The port handles more than 6.8 million 20-foot-equivalent container units (TEUs) annually, with cargo valued at $180 billion.

The neighboring Port of Los Angeles reported handling 8.8 million TEUs in 2016.

The Long Beach port's most recent comprehensive annual financial report listed 2015 operating revenue at $355.4 million, with revenue related to container shipping accounting for some $270 million. The port issues bonds backed by those revenues, and had $641.4 million outstanding as of the end of 2015.

They carry AA ratings from both Fitch Ratings and S&P Global Ratings.

Noel Hacegaba, managing director of commercial operations at the Port of Long Beach, said that the port's lease agreements with the companies operating the marine terminals include guaranteed annual minimums that the port must receive from their operations.

While that does serve as a safety net, the port's revenues are still ultimately tied to cargo volume moving in and out.
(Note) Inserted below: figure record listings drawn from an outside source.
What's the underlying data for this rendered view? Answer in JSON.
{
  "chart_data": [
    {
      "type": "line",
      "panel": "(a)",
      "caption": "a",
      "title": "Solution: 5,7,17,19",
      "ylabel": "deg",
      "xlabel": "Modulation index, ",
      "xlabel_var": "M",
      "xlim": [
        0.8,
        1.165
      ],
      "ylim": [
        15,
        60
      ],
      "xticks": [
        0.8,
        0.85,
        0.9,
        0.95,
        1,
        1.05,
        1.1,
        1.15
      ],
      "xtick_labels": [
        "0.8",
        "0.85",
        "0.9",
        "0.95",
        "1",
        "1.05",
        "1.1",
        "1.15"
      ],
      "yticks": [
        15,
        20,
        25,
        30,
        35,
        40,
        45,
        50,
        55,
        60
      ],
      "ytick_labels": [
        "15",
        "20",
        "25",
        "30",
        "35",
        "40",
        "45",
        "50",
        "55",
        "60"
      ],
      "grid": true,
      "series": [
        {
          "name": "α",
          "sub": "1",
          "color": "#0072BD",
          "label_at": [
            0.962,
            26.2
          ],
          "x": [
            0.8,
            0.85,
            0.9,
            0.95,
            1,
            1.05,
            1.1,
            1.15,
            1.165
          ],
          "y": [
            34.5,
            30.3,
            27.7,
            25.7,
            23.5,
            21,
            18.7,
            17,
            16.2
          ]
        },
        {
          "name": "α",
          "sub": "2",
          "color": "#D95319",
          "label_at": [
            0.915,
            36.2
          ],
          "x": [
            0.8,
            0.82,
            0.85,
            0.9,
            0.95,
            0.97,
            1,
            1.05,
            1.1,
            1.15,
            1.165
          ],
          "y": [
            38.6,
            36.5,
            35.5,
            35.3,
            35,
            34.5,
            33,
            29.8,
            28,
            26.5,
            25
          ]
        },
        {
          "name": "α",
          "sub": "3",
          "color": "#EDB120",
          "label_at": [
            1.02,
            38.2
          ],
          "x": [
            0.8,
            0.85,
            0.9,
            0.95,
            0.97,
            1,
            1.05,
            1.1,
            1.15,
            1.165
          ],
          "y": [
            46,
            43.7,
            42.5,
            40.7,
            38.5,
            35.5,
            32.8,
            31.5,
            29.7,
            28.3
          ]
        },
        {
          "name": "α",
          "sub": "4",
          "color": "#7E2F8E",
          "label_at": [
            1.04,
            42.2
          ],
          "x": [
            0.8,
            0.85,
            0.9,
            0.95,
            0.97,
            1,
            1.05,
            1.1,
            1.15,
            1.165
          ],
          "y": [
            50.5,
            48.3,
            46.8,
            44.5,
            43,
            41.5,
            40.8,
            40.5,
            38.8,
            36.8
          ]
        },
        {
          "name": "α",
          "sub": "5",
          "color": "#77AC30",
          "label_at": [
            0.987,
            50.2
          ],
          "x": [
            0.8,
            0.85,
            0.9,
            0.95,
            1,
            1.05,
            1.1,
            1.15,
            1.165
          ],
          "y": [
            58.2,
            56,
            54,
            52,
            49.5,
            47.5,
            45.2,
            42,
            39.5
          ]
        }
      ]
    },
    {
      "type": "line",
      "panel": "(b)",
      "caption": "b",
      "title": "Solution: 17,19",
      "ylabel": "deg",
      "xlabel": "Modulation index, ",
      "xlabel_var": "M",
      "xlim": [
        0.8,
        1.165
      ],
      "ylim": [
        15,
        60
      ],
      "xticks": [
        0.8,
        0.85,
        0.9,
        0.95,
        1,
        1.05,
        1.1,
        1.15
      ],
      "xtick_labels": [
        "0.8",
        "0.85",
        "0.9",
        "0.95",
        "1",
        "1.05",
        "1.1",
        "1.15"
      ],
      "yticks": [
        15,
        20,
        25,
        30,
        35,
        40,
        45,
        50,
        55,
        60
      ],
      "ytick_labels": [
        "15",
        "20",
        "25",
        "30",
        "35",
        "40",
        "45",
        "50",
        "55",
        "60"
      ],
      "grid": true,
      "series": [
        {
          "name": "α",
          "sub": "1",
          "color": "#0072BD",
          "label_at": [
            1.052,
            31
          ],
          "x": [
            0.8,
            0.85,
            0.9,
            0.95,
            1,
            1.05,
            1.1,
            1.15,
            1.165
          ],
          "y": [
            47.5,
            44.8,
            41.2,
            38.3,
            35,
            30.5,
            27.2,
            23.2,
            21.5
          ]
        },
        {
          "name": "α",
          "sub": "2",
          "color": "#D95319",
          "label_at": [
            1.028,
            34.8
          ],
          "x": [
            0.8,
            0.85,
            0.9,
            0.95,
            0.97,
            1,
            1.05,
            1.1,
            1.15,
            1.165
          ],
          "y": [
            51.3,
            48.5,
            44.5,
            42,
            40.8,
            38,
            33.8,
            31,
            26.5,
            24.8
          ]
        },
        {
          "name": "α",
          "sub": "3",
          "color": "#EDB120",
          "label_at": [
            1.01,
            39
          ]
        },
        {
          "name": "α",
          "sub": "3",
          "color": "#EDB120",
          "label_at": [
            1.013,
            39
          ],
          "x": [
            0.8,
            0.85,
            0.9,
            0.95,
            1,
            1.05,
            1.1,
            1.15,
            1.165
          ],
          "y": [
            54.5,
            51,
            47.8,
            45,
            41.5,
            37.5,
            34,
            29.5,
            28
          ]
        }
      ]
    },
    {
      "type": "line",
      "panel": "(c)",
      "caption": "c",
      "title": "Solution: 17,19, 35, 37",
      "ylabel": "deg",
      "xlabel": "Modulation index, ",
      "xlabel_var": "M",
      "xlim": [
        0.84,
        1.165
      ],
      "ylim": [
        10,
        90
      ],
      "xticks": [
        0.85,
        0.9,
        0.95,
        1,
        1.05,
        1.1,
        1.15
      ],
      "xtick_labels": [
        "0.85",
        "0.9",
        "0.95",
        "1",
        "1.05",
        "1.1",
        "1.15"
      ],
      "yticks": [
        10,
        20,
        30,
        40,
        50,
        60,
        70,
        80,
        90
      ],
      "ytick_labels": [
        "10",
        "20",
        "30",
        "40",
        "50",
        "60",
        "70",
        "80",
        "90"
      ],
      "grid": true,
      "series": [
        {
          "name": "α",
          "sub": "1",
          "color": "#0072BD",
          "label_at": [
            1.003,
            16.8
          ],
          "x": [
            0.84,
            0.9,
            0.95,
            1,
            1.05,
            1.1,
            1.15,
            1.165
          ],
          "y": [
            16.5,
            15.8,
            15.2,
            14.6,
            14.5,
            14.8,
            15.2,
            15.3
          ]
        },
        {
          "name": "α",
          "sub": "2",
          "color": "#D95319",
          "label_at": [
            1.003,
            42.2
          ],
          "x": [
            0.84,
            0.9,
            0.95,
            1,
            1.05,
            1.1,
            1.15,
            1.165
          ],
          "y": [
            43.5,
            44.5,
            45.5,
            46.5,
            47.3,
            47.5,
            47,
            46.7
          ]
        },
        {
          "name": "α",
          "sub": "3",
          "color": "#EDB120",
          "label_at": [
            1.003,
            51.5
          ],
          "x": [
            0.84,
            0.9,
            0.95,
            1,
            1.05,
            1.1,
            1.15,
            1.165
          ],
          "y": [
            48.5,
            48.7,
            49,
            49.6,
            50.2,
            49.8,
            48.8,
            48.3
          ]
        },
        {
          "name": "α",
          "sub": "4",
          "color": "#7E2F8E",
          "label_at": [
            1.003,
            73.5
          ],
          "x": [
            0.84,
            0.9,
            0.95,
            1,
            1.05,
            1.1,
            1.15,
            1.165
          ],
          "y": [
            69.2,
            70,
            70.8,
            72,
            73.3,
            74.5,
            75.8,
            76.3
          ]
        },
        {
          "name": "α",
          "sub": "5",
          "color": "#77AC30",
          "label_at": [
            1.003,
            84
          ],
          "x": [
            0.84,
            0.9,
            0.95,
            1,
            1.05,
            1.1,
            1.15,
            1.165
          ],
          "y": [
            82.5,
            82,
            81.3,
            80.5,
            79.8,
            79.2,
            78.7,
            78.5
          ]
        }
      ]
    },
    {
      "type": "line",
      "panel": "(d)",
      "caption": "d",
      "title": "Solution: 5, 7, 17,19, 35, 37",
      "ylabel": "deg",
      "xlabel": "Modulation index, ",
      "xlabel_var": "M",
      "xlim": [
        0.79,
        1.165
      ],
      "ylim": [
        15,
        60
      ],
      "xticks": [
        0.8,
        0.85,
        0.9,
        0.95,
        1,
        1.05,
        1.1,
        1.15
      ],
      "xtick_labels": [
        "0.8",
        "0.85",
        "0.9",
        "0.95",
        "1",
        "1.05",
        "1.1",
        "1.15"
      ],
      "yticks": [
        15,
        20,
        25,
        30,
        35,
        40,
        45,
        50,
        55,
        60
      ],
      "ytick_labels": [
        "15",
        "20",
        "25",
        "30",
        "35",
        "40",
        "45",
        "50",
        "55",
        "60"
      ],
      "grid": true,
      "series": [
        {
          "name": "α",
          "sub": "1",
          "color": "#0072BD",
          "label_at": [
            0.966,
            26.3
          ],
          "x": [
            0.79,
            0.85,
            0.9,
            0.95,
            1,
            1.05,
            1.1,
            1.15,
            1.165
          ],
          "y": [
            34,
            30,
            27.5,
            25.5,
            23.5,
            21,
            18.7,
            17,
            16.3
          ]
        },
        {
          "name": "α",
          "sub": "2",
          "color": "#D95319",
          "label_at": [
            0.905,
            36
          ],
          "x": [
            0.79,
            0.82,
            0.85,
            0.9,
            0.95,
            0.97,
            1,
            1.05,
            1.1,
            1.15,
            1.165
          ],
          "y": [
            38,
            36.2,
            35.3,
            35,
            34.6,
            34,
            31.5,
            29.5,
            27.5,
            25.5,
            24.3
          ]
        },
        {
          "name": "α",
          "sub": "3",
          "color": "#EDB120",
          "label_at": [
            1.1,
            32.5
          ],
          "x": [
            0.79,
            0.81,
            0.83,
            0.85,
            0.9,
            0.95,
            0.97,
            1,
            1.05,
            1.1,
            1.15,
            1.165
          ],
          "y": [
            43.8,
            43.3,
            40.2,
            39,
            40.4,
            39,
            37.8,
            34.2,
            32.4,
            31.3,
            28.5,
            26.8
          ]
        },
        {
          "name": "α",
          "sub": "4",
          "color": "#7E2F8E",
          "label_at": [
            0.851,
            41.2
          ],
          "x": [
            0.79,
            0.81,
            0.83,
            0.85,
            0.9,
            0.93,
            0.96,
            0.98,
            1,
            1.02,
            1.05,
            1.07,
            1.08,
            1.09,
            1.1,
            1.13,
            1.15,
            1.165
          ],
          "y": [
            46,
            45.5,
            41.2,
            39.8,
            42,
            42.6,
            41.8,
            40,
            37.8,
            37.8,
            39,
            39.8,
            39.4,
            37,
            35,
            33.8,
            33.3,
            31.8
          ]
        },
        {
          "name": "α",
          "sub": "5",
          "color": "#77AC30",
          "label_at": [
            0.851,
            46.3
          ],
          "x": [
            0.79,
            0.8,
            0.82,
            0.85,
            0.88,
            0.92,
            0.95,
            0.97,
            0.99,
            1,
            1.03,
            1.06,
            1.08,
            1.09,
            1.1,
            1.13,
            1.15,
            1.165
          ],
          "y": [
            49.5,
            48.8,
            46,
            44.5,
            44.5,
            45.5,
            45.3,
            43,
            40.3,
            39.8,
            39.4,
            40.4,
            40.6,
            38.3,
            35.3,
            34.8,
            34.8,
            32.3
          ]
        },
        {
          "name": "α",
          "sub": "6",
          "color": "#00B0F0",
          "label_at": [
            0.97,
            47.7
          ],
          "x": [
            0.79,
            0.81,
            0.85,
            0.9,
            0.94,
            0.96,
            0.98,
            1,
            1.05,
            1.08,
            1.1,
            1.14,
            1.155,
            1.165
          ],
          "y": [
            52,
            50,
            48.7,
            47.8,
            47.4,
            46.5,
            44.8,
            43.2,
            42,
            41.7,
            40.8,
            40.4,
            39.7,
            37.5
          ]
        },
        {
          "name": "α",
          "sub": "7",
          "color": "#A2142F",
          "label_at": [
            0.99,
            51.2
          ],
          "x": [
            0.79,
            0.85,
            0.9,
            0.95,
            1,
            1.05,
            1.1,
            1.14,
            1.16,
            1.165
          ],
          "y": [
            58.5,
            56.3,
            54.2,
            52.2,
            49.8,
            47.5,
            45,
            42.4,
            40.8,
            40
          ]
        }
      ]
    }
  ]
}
Hacegaba said that the port is watching the trade policy situation closely.

"We are closely monitoring developments in trade policies, and we are staying closely engaged," he said. "Historically we've been very active as a port authority engaging and educating legislators at all levels."

Court Street Research's Krist also mentioned the Alameda Corridor Transportation Authority, which operates a bond-financed rail line from the ports of Long Beach and Los Angeles 20 miles north to downtown Los Angeles, carrying containers from dockside to the yards of the freight railroads that send them onwards.

Its revenues are volume-dependent, Krist said, as are some small tax-allocated land deals for warehouse facilities that could be vulnerable to an extended trade slowdown.

Eleven hundred miles to the north in Washington, the ports of Seattle and Tacoma also take seriously the prospect of a slowdown in trade with China.

More than half of the container cargo shipped through the two ports is with China alone, said Port of Seattle spokesman Peter McGraw.

"Four in ten jobs here in Washington are tied to trade, making us one of the most trade-dependent states in the union," said McGraw. "Our port commissioners have been on record saying that a tariff on goods from China would be disastrous to not only Washington State's economy, but the nation as a whole."

Tara Mattina, a representative of the Northwest Seaport Alliance, a joint venture of the Seattle and Tacoma ports, said that those ports have some revenue stability due to their business model.

"I won't speculate on what might happen under a new administration," Mattina said. "What I can tell you is that more than 70% of our revenue is fixed, from long-term leases with marine terminal operators. They contract with the shipping lines."

The Port of Oakland, Calif.'s cargo volume makes it the fifth busiest container port in the United States, and China is its top trade partner too.

Seattle and Oakland both benefit from the mitigating factor that their enterprises also include major airports that account for major chunks of their revenue. This somewhat insulates them from the risks associated with a decline in container volume, Krist said.

East Coast ports are less likely to be affected by a slowdown in Chinese trade because they tend to do a smaller percentage of their business with Asia.

The Port Authority of New York/New Jersey, which also includes airports, declined to comment on the possibility of a trade war with China. But 2015 trading data published by the authority showed that China, while being the port's largest trading partner, accounted for less than 30% of total volume that year.